Delta CEO Ed Bastian ended up on President Donald Trump's bad side by missing a meeting of airline leaders with the president, according to a report by NBC News.

American Airlines CEO Doug Parker, United Airlines CEO Oscar Munoz and other airline CEOs attended an hourlong session with Trump in the Oval Office earlier this month, the report said. At the meeting, Munoz and Parker argued that Middle Eastern carriers get government subsidies allowing cut-rate fares, which cost American jobs. Delta is part of a coalition with American and United lobbying their case on the matter.

However, Bastian was traveling and not able to attend the meeting.

The president "scolded" Delta, according to the NBC News report, "for buying billions in planes from the European firm Airbus while Qatar Airways is buying its jets from Chicago-based Boeing Co."

"And he repeatedly harped on Bastian's absence, questioning how he could be a no-show after his airline — more than any other — had been fanning the flames of the fight," NBC News reported, based on interviews with people who spoke anonymously. "Trump kept bringing up the absence of Bastian, the Delta CEO."

“There was a lot of yelling,” one person who attended the meeting told NBC News, according to the report.

Delta issued a statement saying: “Due to previously scheduled travel that couldn't be adjusted, Ed Bastian was unable to attend the meeting with the president; however his and Delta’s commitment to leveling the playing field for international aviation remains as strong as ever.”
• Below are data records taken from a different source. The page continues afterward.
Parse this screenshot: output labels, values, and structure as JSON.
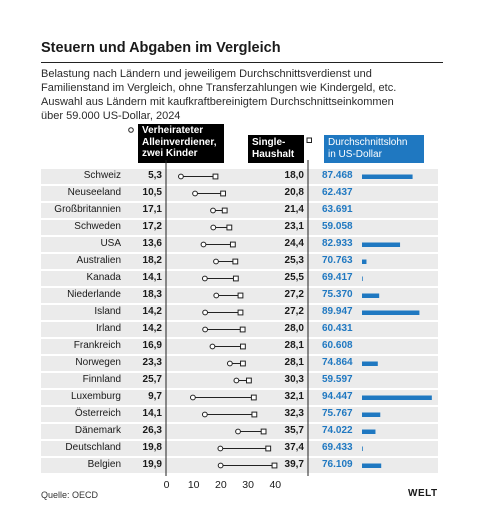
{
  "title": "Steuern und Abgaben im Vergleich",
  "subtitle_lines": [
    "Belastung nach Ländern und jeweiligem Durchschnittsverdienst und",
    "Familienstand im Vergleich, ohne Transferzahlungen wie Kindergeld, etc.",
    "Auswahl aus Ländern mit kaufkraftbereinigtem Durchschnittseinkommen",
    "über 59.000 US-Dollar, 2024"
  ],
  "headers": {
    "married_lines": [
      "Verheirateter",
      "Alleinverdiener,",
      "zwei Kinder"
    ],
    "single_lines": [
      "Single-",
      "Haushalt"
    ],
    "wage_lines": [
      "Durchschnittslohn",
      "in US-Dollar"
    ]
  },
  "source": "Quelle: OECD",
  "logo": "WELT",
  "colors": {
    "accent": "#1f78c1",
    "row_bg": "#ebebeb",
    "header_bg": "#000000"
  },
  "chart_data": {
    "type": "dumbbell",
    "title": "Steuern und Abgaben im Vergleich",
    "xlim": [
      0,
      40
    ],
    "xticks": [
      "0",
      "10",
      "20",
      "30",
      "40"
    ],
    "series": [
      {
        "name": "Verheirateter Alleinverdiener, zwei Kinder",
        "marker": "circle"
      },
      {
        "name": "Single-Haushalt",
        "marker": "square"
      },
      {
        "name": "Durchschnittslohn in US-Dollar",
        "marker": "bar"
      }
    ],
    "rows": [
      {
        "country": "Schweiz",
        "married": "5,3",
        "single": "18,0",
        "wage": "87.468"
      },
      {
        "country": "Neuseeland",
        "married": "10,5",
        "single": "20,8",
        "wage": "62.437"
      },
      {
        "country": "Großbritannien",
        "married": "17,1",
        "single": "21,4",
        "wage": "63.691"
      },
      {
        "country": "Schweden",
        "married": "17,2",
        "single": "23,1",
        "wage": "59.058"
      },
      {
        "country": "USA",
        "married": "13,6",
        "single": "24,4",
        "wage": "82.933"
      },
      {
        "country": "Australien",
        "married": "18,2",
        "single": "25,3",
        "wage": "70.763"
      },
      {
        "country": "Kanada",
        "married": "14,1",
        "single": "25,5",
        "wage": "69.417"
      },
      {
        "country": "Niederlande",
        "married": "18,3",
        "single": "27,2",
        "wage": "75.370"
      },
      {
        "country": "Island",
        "married": "14,2",
        "single": "27,2",
        "wage": "89.947"
      },
      {
        "country": "Irland",
        "married": "14,2",
        "single": "28,0",
        "wage": "60.431"
      },
      {
        "country": "Frankreich",
        "married": "16,9",
        "single": "28,1",
        "wage": "60.608"
      },
      {
        "country": "Norwegen",
        "married": "23,3",
        "single": "28,1",
        "wage": "74.864"
      },
      {
        "country": "Finnland",
        "married": "25,7",
        "single": "30,3",
        "wage": "59.597"
      },
      {
        "country": "Luxemburg",
        "married": "9,7",
        "single": "32,1",
        "wage": "94.447"
      },
      {
        "country": "Österreich",
        "married": "14,1",
        "single": "32,3",
        "wage": "75.767"
      },
      {
        "country": "Dänemark",
        "married": "26,3",
        "single": "35,7",
        "wage": "74.022"
      },
      {
        "country": "Deutschland",
        "married": "19,8",
        "single": "37,4",
        "wage": "69.433"
      },
      {
        "country": "Belgien",
        "married": "19,9",
        "single": "39,7",
        "wage": "76.109"
      }
    ]
  }
}
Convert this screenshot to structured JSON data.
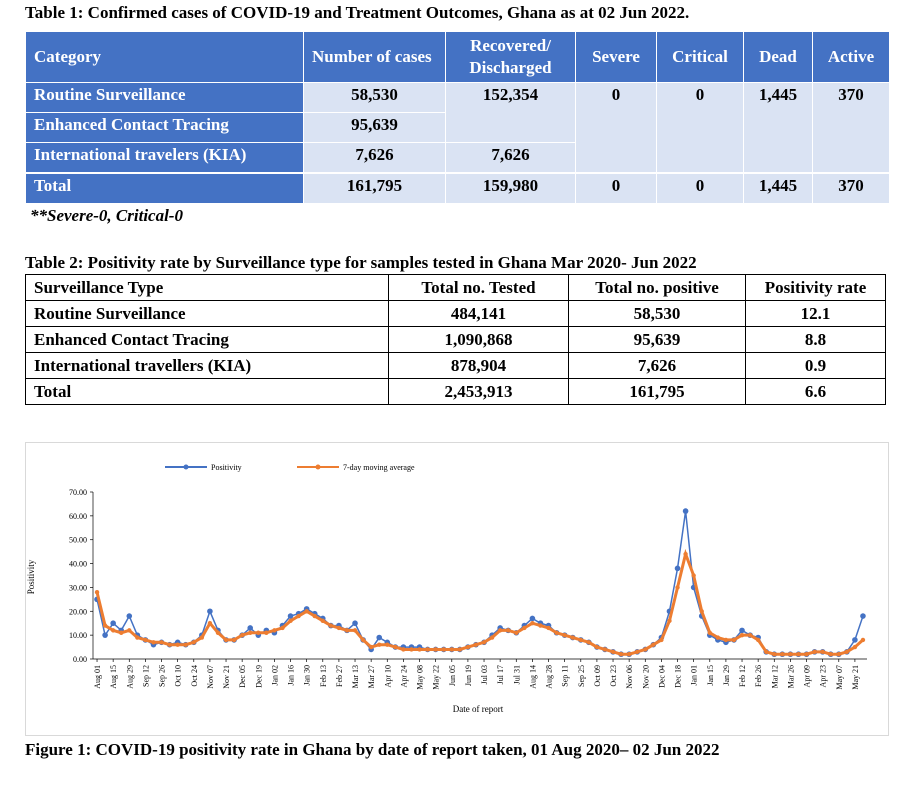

Bastian has spent years fostering a positive relationship with the president, pledging to hire 25,000 people in five years following a 2017 meeting of airline CEOs with the president, praising Trump's tax reform plan and thanking the Trump Administration for a 2018 agreement with Qatar to protect American jobs.

However, Delta, American and United now contend that Qatar Airways is taking advantage of a loophole in the agreement by backing Air Italy in an expansion to North America.

An opposing coalition of U.S. carriers including JetBlue, which partners with Dubai-based airline Emirates, backs the Open Skies agreements with Qatar and the United Arab Emirates. The CEOs of the carriers in that coalition, including JetBlue, FedEx and Atlas Air, were also invited to the meeting to make their case against the Big Three passenger airlines.

And one guest invited to this month's meeting — Qatar Airways CEO Akbar Al Baker — has had a personal tiff with Delta dating back to the tenure of former CEO Richard Anderson.

In 2015, Anderson told CNN: "It's a great irony to have the United Arab Emirates from the Arabian peninsula talk about (bailouts for U.S. airlines) given the fact that our industry was really shocked by the terrorism of 9/11, which came from terrorists from the Arabian peninsula that caused us to go through a massive restructuring."

The comment prompted criticism, including from Al Baker, who reportedly said: "Let him come face to face with me in any forum. … I will hang him on a wall."

And in 2017, Al Baker reportedly said Qatar Airways' launch of service to Atlanta from Doha, the capital of Qatar, would "rub salt in the wounds" of Delta, according to a Reuters article.

When Qatar launched its flights to Atlanta, a clash over a gate involving Delta forced Qatar Airways to park its inaugural flight on the tarmac and disembark passengers using mobile staircases and shuttle buses. Al Baker called Delta "wicked" for ruining the launch of Qatar Airways' service to Atlanta, according to a Bloomberg report.

Earlier this summer, Al Baker visited the White House and joined Trump for dinner.

Then, he was invited to return and join the U.S. airline CEOs for the meeting in the Oval Office, according to the NBC report.

The meeting between the two sides quickly became tense.

Al Baker called the American and United CEOs “liars,” according to the NBC report, and “Trump ribbed him back, telling Al Baker he takes money from the Qatari government.”